Along with compost, consider adding worm castings or manure as a natural fertilizer to stimulate plant growth. Using this will help with soil retention since manure releases nutrients over time. You can also double manure as mulch to keep the bed warm. When the weather gets colder, it will be important to keep the air closest to the bed warm.
Since the growing process for a fall garden does take longer, it is important to plant crops that do not have a long growing period and will flourish in a timely manner. Some of your plants will be fighting the frost. For an outdoor fall garden, it’s important to plant the seeds a little deeper than in the spring for extra warmth. Aim to plant speedy crops that go from seed to table in 40 days or less. These crops include arugula, mustard, spinach, turnips, radishes, kale, beets, broccoli, brussel sprouts, cabbage, carrots, cauliflower, collards, and rutabaga.
During the warmer months of August and September, keep the plants well-watered and slightly shaded. Give about one inch of water per week. Once it is colder, they really only need one good watering a week instead of small, frequent waterings.
It is especially important in a raised bed to stagger the plants for space efficiency. Aim to form triangles in your bed instead of rows. Be careful not to overcrowd plants that have large growth potential. Stressing plants can make them more susceptible to diseases and insect attacks.

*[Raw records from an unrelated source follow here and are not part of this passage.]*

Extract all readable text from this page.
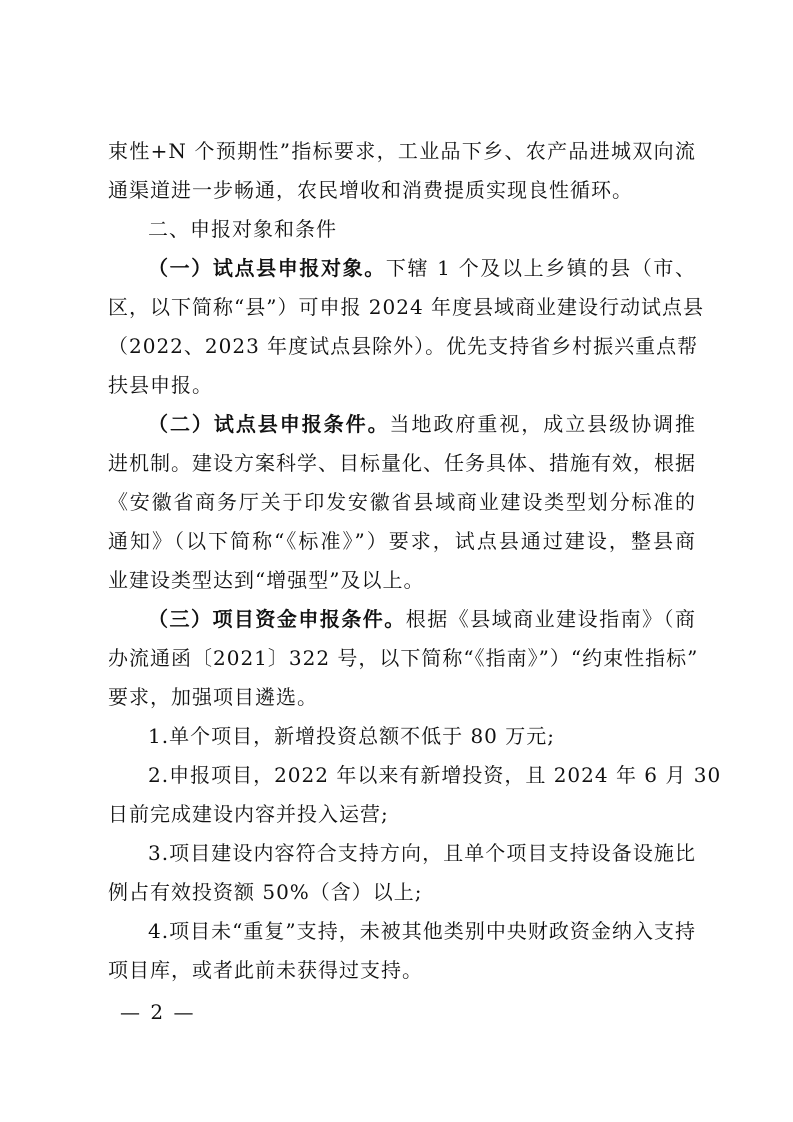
束性+N 个预期性”指标要求，工业品下乡、农产品进城双向流
通渠道进一步畅通，农民增收和消费提质实现良性循环。
二、申报对象和条件
（一）试点县申报对象。下辖 1 个及以上乡镇的县（市、
区，以下简称“县”）可申报 2024 年度县域商业建设行动试点县
（2022、2023 年度试点县除外）。优先支持省乡村振兴重点帮
扶县申报。
（二）试点县申报条件。当地政府重视，成立县级协调推
进机制。建设方案科学、目标量化、任务具体、措施有效，根据
《安徽省商务厅关于印发安徽省县域商业建设类型划分标准的
通知》（以下简称“《标准》”）要求，试点县通过建设，整县商
业建设类型达到“增强型”及以上。
（三）项目资金申报条件。根据《县域商业建设指南》（商
办流通函〔2021〕322 号，以下简称“《指南》”）“约束性指标”
要求，加强项目遴选。
1.单个项目，新增投资总额不低于 80 万元;
2.申报项目，2022 年以来有新增投资，且 2024 年 6 月 30
日前完成建设内容并投入运营;
3.项目建设内容符合支持方向，且单个项目支持设备设施比
例占有效投资额 50%（含）以上;
4.项目未“重复”支持，未被其他类别中央财政资金纳入支持
项目库，或者此前未获得过支持。
— 2 —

When you can, grow vertically or upside down. This will save you space and increase your yield by giving plants the support they need to flourish. Tomatoes, pole beans, peas, squash, melons, small pumpkins, and cucumbers need to be supported vertically in order to reach their full potential. Create hangers from recycled materials such as bottles or buy one at the store that you can hang from your balcony or gutters. Letting these plants hang gives them plenty of space for growth and can be a beautiful addition to your home. You can also use trellises, a fence, cages, or stakes to support vertical growth. Wrap the plants around the support system and reinforce when it’s necessary.

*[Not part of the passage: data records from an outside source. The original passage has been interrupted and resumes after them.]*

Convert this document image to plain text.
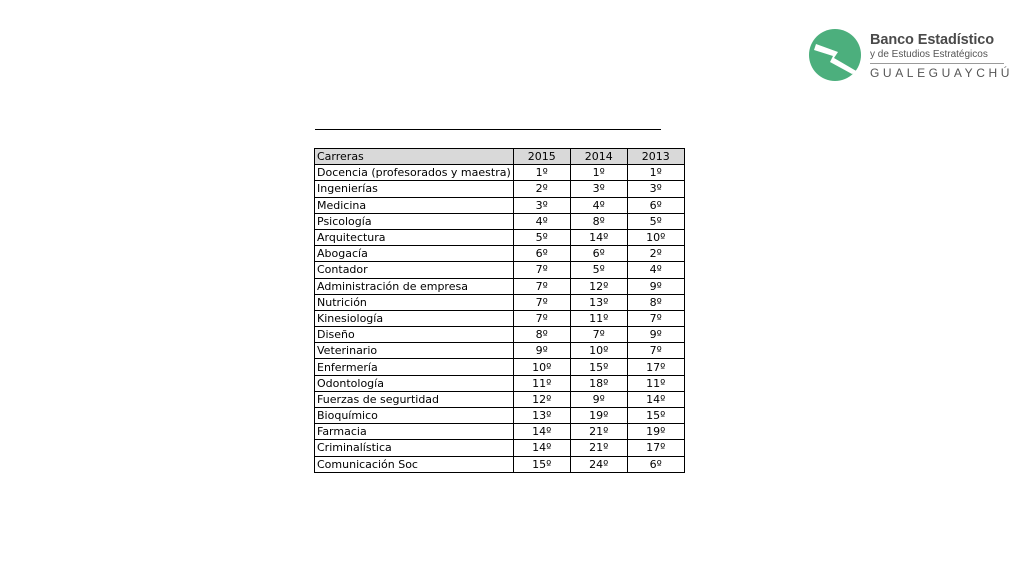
Banco Estadístico
y de Estudios Estratégicos
GUALEGUAYCHÚ
Carreras	2015	2014	2013
Docencia (profesorados y maestra)	1º	1º	1º
Ingenierías	2º	3º	3º
Medicina	3º	4º	6º
Psicología	4º	8º	5º
Arquitectura	5º	14º	10º
Abogacía	6º	6º	2º
Contador	7º	5º	4º
Administración de empresa	7º	12º	9º
Nutrición	7º	13º	8º
Kinesiología	7º	11º	7º
Diseño	8º	7º	9º
Veterinario	9º	10º	7º
Enfermería	10º	15º	17º
Odontología	11º	18º	11º
Fuerzas de segurtidad	12º	9º	14º
Bioquímico	13º	19º	15º
Farmacia	14º	21º	19º
Criminalística	14º	21º	17º
Comunicación Soc	15º	24º	6º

Certain plants grow well with each other and can promote greater yields for all the plants in the bed. Grouping companion plants will save space in the garden, reduce pests, increase the yield, diversity, and overall plant health by sharing nutrients. Peas can improve low-quality soil with bountiful nutrients. Alaskan peas are a good companion for a vast majority of plants and can survive temperatures reaching down to the 20s. Other companion plants are the Native American three sisters: corn, beans, squash. Tomatoes, basil, onions. Leaf lettuce and peas. Carrots, radishes, onions. Beets and celery. And when in doubt add some peas into the mix.

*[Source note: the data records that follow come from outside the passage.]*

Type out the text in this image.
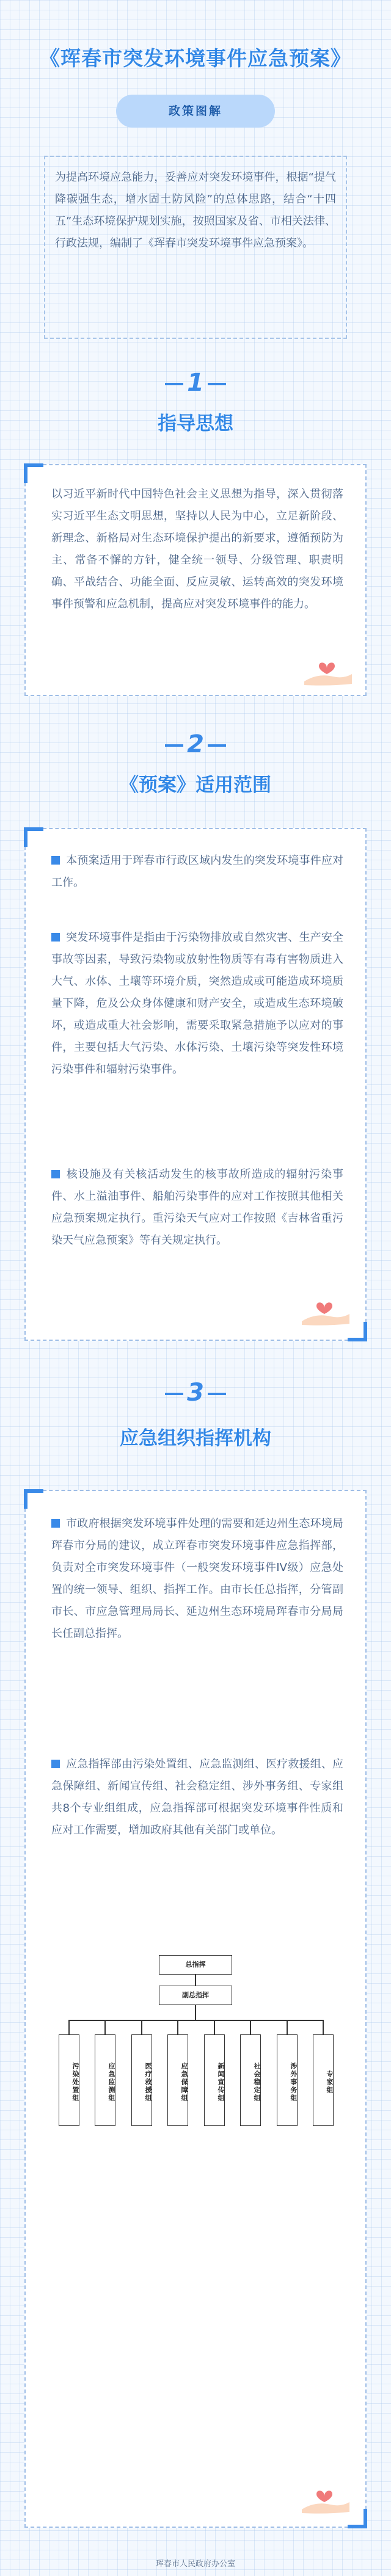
《珲春市突发环境事件应急预案》
政策图解
为提高环境应急能力，妥善应对突发环境事件，根据“提气降碳强生态，增水固土防风险”的总体思路，结合“十四五”生态环境保护规划实施，按照国家及省、市相关法律、行政法规，编制了《珲春市突发环境事件应急预案》。
1
指导思想
以习近平新时代中国特色社会主义思想为指导，深入贯彻落实习近平生态文明思想，坚持以人民为中心，立足新阶段、新理念、新格局对生态环境保护提出的新要求，遵循预防为主、常备不懈的方针，健全统一领导、分级管理、职责明确、平战结合、功能全面、反应灵敏、运转高效的突发环境事件预警和应急机制，提高应对突发环境事件的能力。
2
《预案》适用范围
本预案适用于珲春市行政区域内发生的突发环境事件应对工作。
突发环境事件是指由于污染物排放或自然灾害、生产安全事故等因素，导致污染物或放射性物质等有毒有害物质进入大气、水体、土壤等环境介质，突然造成或可能造成环境质量下降，危及公众身体健康和财产安全，或造成生态环境破坏，或造成重大社会影响，需要采取紧急措施予以应对的事件，主要包括大气污染、水体污染、土壤污染等突发性环境污染事件和辐射污染事件。
核设施及有关核活动发生的核事故所造成的辐射污染事件、水上溢油事件、船舶污染事件的应对工作按照其他相关应急预案规定执行。重污染天气应对工作按照《吉林省重污染天气应急预案》等有关规定执行。
3
应急组织指挥机构
市政府根据突发环境事件处理的需要和延边州生态环境局珲春市分局的建议，成立珲春市突发环境事件应急指挥部，负责对全市突发环境事件（一般突发环境事件IV级）应急处置的统一领导、组织、指挥工作。由市长任总指挥，分管副市长、市应急管理局局长、延边州生态环境局珲春市分局局长任副总指挥。
应急指挥部由污染处置组、应急监测组、医疗救援组、应急保障组、新闻宣传组、社会稳定组、涉外事务组、专家组共8个专业组组成，应急指挥部可根据突发环境事件性质和应对工作需要，增加政府其他有关部门或单位。
总指挥
副总指挥
污染处置组	应急监测组	医疗救援组	应急保障组	新闻宣传组	社会稳定组	涉外事务组	专家组
珲春市人民政府办公室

If your plants are still growing by the time it has started to frost, cover them with an old sheet or blanket. As previously stated, some plants do well with frost such as collards, whereas others do not do well with frost like cucumbers. Consider this when you begin planting your fall seeds. Leave plants that can handle that kind of coolness on the outer edges so the warmth can stay in the middle of the bed. Do not let your plants become too exposed to the cold and frost.